Reputation: 438
My Python application creates a subprocess for AWS CLI S3 upload.
command = 'aws s3 sync /tmp/tmp_dir s3://mybucket/tmp_dir'
# spawn the process
sp = subprocess.Popen(
shlex.split(str(command)),
stdout=subprocess.PIPE, stderr=subprocess.PIPE)
# wait for a while
sp.wait()
out, err = sp.communicate()
if sp.returncode == 0:
logger.info("aws return code: %s", sp.returncode)
logger.info("aws cli stdout `{}`".format(out))
return
# handle error
/tmp/tmp_dir
is ~0.5Gb and contains about 100 files.
Upload process takes ~25 minutes, which is extremely slow.
If I run AWS command directly (without Python) it takes less than 1 minute.
What's wrong? Any help is appreciated.
Upvotes: 1
Views: 1460
Reputation: 1579
I noticed a warning in the documentation about wait()
usage (see below). However, instead of debugging this, why not rewrite it to use the Python SDK instead of shell out to aws cli? Probably you will get better performance and cleaner code.
https://boto3.readthedocs.io/en/latest/guide/s3.html
Warning This will deadlock when using stdout=PIPE and/or stderr=PIPE and the child process generates enough output to a pipe such that it blocks waiting for the OS pipe buffer to accept more data. Use communicate() to avoid that.
https://docs.python.org/2/library/subprocess.html
edit3:
here is a solution which I just tested and it runs without blocking.

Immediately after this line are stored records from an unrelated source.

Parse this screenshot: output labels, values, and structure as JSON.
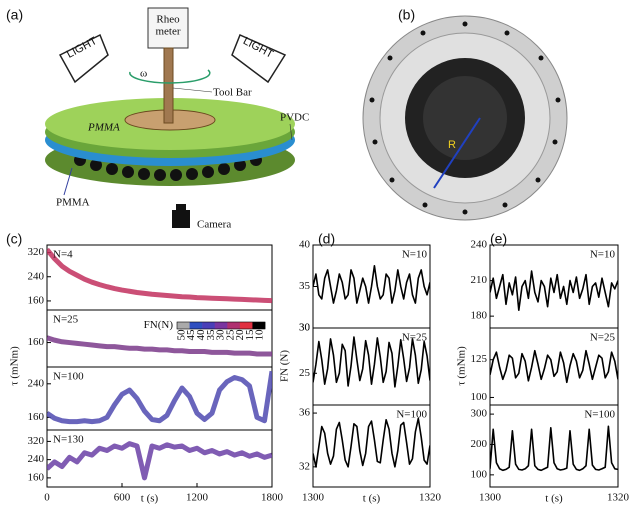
{
  "panel_labels": [
    "(a)",
    "(b)",
    "(c)",
    "(d)",
    "(e)"
  ],
  "diagram": {
    "rheometer": [
      "Rheo",
      "meter"
    ],
    "lights": [
      "LIGHT",
      "LIGHT"
    ],
    "omega": "ω",
    "tool_bar": "Tool Bar",
    "pvdc": "PVDC",
    "pmma_top": "PMMA",
    "pmma_bottom": "PMMA",
    "camera": "Camera"
  },
  "photo": {
    "radius_label": "R"
  },
  "chart_data": [
    {
      "type": "line",
      "annotation": "N=4",
      "ylabel": "τ (mNm)",
      "xlim": [
        0,
        1800
      ],
      "ylim": [
        130,
        345
      ],
      "yticks": [
        160,
        240,
        320
      ],
      "x": [
        0,
        60,
        120,
        180,
        240,
        300,
        360,
        420,
        480,
        540,
        600,
        660,
        720,
        780,
        840,
        900,
        960,
        1020,
        1080,
        1140,
        1200,
        1260,
        1320,
        1380,
        1440,
        1500,
        1560,
        1620,
        1680,
        1740,
        1800
      ],
      "series": [
        {
          "color": "#c2305e",
          "values": [
            330,
            300,
            275,
            258,
            245,
            232,
            222,
            214,
            207,
            201,
            196,
            192,
            188,
            185,
            182,
            180,
            178,
            176,
            174,
            173,
            171,
            170,
            169,
            168,
            167,
            166,
            165,
            164,
            163,
            162,
            161
          ]
        }
      ]
    },
    {
      "type": "line",
      "annotation": "N=25",
      "xlim": [
        0,
        1800
      ],
      "ylim": [
        130,
        200
      ],
      "yticks": [
        160
      ],
      "colorbar": {
        "label": "FN(N)",
        "ticks": [
          50,
          45,
          40,
          35,
          30,
          25,
          20,
          15,
          10
        ],
        "colors": [
          "#aaaaaa",
          "#2f4fc0",
          "#4a3fb8",
          "#7a35a0",
          "#b03070",
          "#e03040",
          "#000000"
        ]
      },
      "x": [
        0,
        60,
        120,
        180,
        240,
        300,
        360,
        420,
        480,
        540,
        600,
        660,
        720,
        780,
        840,
        900,
        960,
        1020,
        1080,
        1140,
        1200,
        1260,
        1320,
        1380,
        1440,
        1500,
        1560,
        1620,
        1680,
        1740,
        1800
      ],
      "series": [
        {
          "color": "#7a3a8a",
          "values": [
            166,
            163,
            161,
            160,
            159,
            158,
            157,
            156,
            155,
            155,
            154,
            153,
            153,
            152,
            152,
            151,
            151,
            150,
            150,
            149,
            149,
            149,
            148,
            148,
            148,
            147,
            147,
            147,
            146,
            146,
            146
          ]
        }
      ]
    },
    {
      "type": "line",
      "annotation": "N=100",
      "xlim": [
        0,
        1800
      ],
      "ylim": [
        130,
        280
      ],
      "yticks": [
        160,
        240
      ],
      "x": [
        0,
        60,
        120,
        180,
        240,
        300,
        360,
        420,
        480,
        540,
        600,
        660,
        720,
        780,
        840,
        900,
        960,
        1020,
        1080,
        1140,
        1200,
        1260,
        1320,
        1380,
        1440,
        1500,
        1560,
        1620,
        1680,
        1740,
        1800
      ],
      "series": [
        {
          "color": "#4f4ab0",
          "values": [
            170,
            158,
            152,
            150,
            150,
            152,
            150,
            152,
            160,
            190,
            215,
            225,
            205,
            175,
            155,
            152,
            165,
            200,
            230,
            210,
            170,
            155,
            170,
            225,
            245,
            255,
            250,
            235,
            160,
            152,
            270
          ]
        }
      ]
    },
    {
      "type": "line",
      "annotation": "N=130",
      "xlabel": "t (s)",
      "xlim": [
        0,
        1800
      ],
      "ylim": [
        120,
        370
      ],
      "yticks": [
        160,
        240,
        320
      ],
      "xticks": [
        0,
        600,
        1200,
        1800
      ],
      "x": [
        0,
        60,
        120,
        180,
        240,
        300,
        360,
        420,
        480,
        540,
        600,
        660,
        720,
        780,
        840,
        900,
        960,
        1020,
        1080,
        1140,
        1200,
        1260,
        1320,
        1380,
        1440,
        1500,
        1560,
        1620,
        1680,
        1740,
        1800
      ],
      "series": [
        {
          "color": "#6a3fa6",
          "values": [
            200,
            230,
            210,
            250,
            230,
            270,
            260,
            290,
            280,
            300,
            290,
            310,
            300,
            160,
            300,
            290,
            305,
            295,
            300,
            280,
            290,
            270,
            280,
            265,
            275,
            260,
            270,
            255,
            265,
            250,
            260
          ]
        }
      ]
    },
    {
      "type": "line",
      "annotation": "N=10",
      "xlim": [
        1300,
        1320
      ],
      "ylim": [
        30,
        40
      ],
      "yticks": [
        30,
        35,
        40
      ],
      "x": [
        1300,
        1300.5,
        1301,
        1301.5,
        1302,
        1302.5,
        1303,
        1303.5,
        1304,
        1304.5,
        1305,
        1305.5,
        1306,
        1306.5,
        1307,
        1307.5,
        1308,
        1308.5,
        1309,
        1309.5,
        1310,
        1310.5,
        1311,
        1311.5,
        1312,
        1312.5,
        1313,
        1313.5,
        1314,
        1314.5,
        1315,
        1315.5,
        1316,
        1316.5,
        1317,
        1317.5,
        1318,
        1318.5,
        1319,
        1319.5,
        1320
      ],
      "series": [
        {
          "color": "#000000",
          "values": [
            35,
            36.5,
            34,
            33.5,
            36,
            37,
            35,
            33,
            34.5,
            36.5,
            35.5,
            33.5,
            34,
            37,
            36,
            33,
            34.5,
            36,
            35,
            33,
            35,
            37.5,
            35,
            33.5,
            34,
            36.5,
            36,
            33,
            34.5,
            37,
            35,
            33.5,
            35.5,
            36.5,
            34,
            33,
            36,
            37,
            35,
            34,
            35.5
          ]
        }
      ]
    },
    {
      "type": "line",
      "annotation": "N=25",
      "ylabel": "FN (N)",
      "xlim": [
        1300,
        1320
      ],
      "ylim": [
        21.5,
        30
      ],
      "yticks": [
        25,
        30
      ],
      "x": [
        1300,
        1300.5,
        1301,
        1301.5,
        1302,
        1302.5,
        1303,
        1303.5,
        1304,
        1304.5,
        1305,
        1305.5,
        1306,
        1306.5,
        1307,
        1307.5,
        1308,
        1308.5,
        1309,
        1309.5,
        1310,
        1310.5,
        1311,
        1311.5,
        1312,
        1312.5,
        1313,
        1313.5,
        1314,
        1314.5,
        1315,
        1315.5,
        1316,
        1316.5,
        1317,
        1317.5,
        1318,
        1318.5,
        1319,
        1319.5,
        1320
      ],
      "series": [
        {
          "color": "#000000",
          "values": [
            24,
            26,
            28.5,
            26.5,
            23.8,
            25.5,
            28.8,
            27,
            24,
            25,
            28.2,
            27.5,
            23.6,
            25.8,
            29,
            26.5,
            24.2,
            25.5,
            28.6,
            27,
            23.8,
            26,
            28.9,
            26.8,
            24,
            25.2,
            28.4,
            27.2,
            23.5,
            25.8,
            28.7,
            26.6,
            24.1,
            25.6,
            28.8,
            27,
            23.9,
            25.4,
            28.5,
            26.9,
            24.2
          ]
        }
      ]
    },
    {
      "type": "line",
      "annotation": "N=100",
      "xlabel": "t (s)",
      "xlim": [
        1300,
        1320
      ],
      "ylim": [
        30.5,
        36.6
      ],
      "yticks": [
        32,
        36
      ],
      "xticks": [
        1300,
        1320
      ],
      "x": [
        1300,
        1300.5,
        1301,
        1301.5,
        1302,
        1302.5,
        1303,
        1303.5,
        1304,
        1304.5,
        1305,
        1305.5,
        1306,
        1306.5,
        1307,
        1307.5,
        1308,
        1308.5,
        1309,
        1309.5,
        1310,
        1310.5,
        1311,
        1311.5,
        1312,
        1312.5,
        1313,
        1313.5,
        1314,
        1314.5,
        1315,
        1315.5,
        1316,
        1316.5,
        1317,
        1317.5,
        1318,
        1318.5,
        1319,
        1319.5,
        1320
      ],
      "series": [
        {
          "color": "#000000",
          "values": [
            33,
            32,
            33.5,
            35,
            34.5,
            33,
            32.2,
            32.8,
            34.8,
            35.3,
            34,
            32.5,
            32,
            33.5,
            35.2,
            35,
            33.2,
            32.1,
            33,
            35,
            35.4,
            34,
            32.4,
            32.3,
            34,
            35.5,
            34.8,
            33,
            32,
            33.2,
            35.1,
            35.3,
            33.8,
            32.2,
            32.6,
            34.6,
            35.6,
            34.2,
            32.5,
            32.2,
            33.6
          ]
        }
      ]
    },
    {
      "type": "line",
      "annotation": "N=10",
      "xlim": [
        1300,
        1320
      ],
      "ylim": [
        170,
        240
      ],
      "yticks": [
        180,
        210,
        240
      ],
      "x": [
        1300,
        1300.5,
        1301,
        1301.5,
        1302,
        1302.5,
        1303,
        1303.5,
        1304,
        1304.5,
        1305,
        1305.5,
        1306,
        1306.5,
        1307,
        1307.5,
        1308,
        1308.5,
        1309,
        1309.5,
        1310,
        1310.5,
        1311,
        1311.5,
        1312,
        1312.5,
        1313,
        1313.5,
        1314,
        1314.5,
        1315,
        1315.5,
        1316,
        1316.5,
        1317,
        1317.5,
        1318,
        1318.5,
        1319,
        1319.5,
        1320
      ],
      "series": [
        {
          "color": "#000000",
          "values": [
            200,
            212,
            195,
            205,
            215,
            190,
            208,
            198,
            213,
            185,
            205,
            210,
            195,
            218,
            200,
            192,
            210,
            205,
            188,
            212,
            200,
            215,
            195,
            205,
            190,
            210,
            200,
            213,
            195,
            203,
            215,
            190,
            205,
            208,
            196,
            212,
            200,
            188,
            208,
            203,
            210
          ]
        }
      ]
    },
    {
      "type": "line",
      "annotation": "N=25",
      "ylabel": "τ (mNm)",
      "xlim": [
        1300,
        1320
      ],
      "ylim": [
        95,
        146
      ],
      "yticks": [
        100,
        125
      ],
      "x": [
        1300,
        1300.5,
        1301,
        1301.5,
        1302,
        1302.5,
        1303,
        1303.5,
        1304,
        1304.5,
        1305,
        1305.5,
        1306,
        1306.5,
        1307,
        1307.5,
        1308,
        1308.5,
        1309,
        1309.5,
        1310,
        1310.5,
        1311,
        1311.5,
        1312,
        1312.5,
        1313,
        1313.5,
        1314,
        1314.5,
        1315,
        1315.5,
        1316,
        1316.5,
        1317,
        1317.5,
        1318,
        1318.5,
        1319,
        1319.5,
        1320
      ],
      "series": [
        {
          "color": "#000000",
          "values": [
            115,
            125,
            130,
            120,
            112,
            118,
            128,
            126,
            113,
            116,
            129,
            124,
            111,
            120,
            131,
            122,
            112,
            119,
            128,
            125,
            114,
            117,
            130,
            123,
            110,
            121,
            129,
            124,
            113,
            118,
            131,
            122,
            112,
            120,
            128,
            126,
            113,
            117,
            130,
            124,
            112
          ]
        }
      ]
    },
    {
      "type": "line",
      "annotation": "N=100",
      "xlabel": "t (s)",
      "xlim": [
        1300,
        1320
      ],
      "ylim": [
        60,
        330
      ],
      "yticks": [
        100,
        200,
        300
      ],
      "xticks": [
        1300,
        1320
      ],
      "x": [
        1300,
        1300.5,
        1301,
        1301.5,
        1302,
        1302.5,
        1303,
        1303.5,
        1304,
        1304.5,
        1305,
        1305.5,
        1306,
        1306.5,
        1307,
        1307.5,
        1308,
        1308.5,
        1309,
        1309.5,
        1310,
        1310.5,
        1311,
        1311.5,
        1312,
        1312.5,
        1313,
        1313.5,
        1314,
        1314.5,
        1315,
        1315.5,
        1316,
        1316.5,
        1317,
        1317.5,
        1318,
        1318.5,
        1319,
        1319.5,
        1320
      ],
      "series": [
        {
          "color": "#000000",
          "values": [
            120,
            250,
            140,
            120,
            115,
            118,
            125,
            245,
            135,
            118,
            116,
            120,
            130,
            250,
            130,
            118,
            115,
            120,
            125,
            255,
            140,
            120,
            116,
            118,
            122,
            245,
            135,
            118,
            115,
            120,
            130,
            250,
            132,
            118,
            116,
            120,
            125,
            260,
            140,
            120,
            118
          ]
        }
      ]
    }
  ]
}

There are convenience methods which use wait() or communicate() under the hood, which are easier to use, like check_output:
#!/usr/bin/env python
import subprocess
from subprocess import CalledProcessError
command = ['aws','s3','sync','/tmp/test-sync','s3://bucket-name/test-sync']
try:
result = subprocess.check_output(command)
print(result)
except CalledProcessError as err:
# handle error, check err.returncode which is nonzero.
pass
Upvotes: 1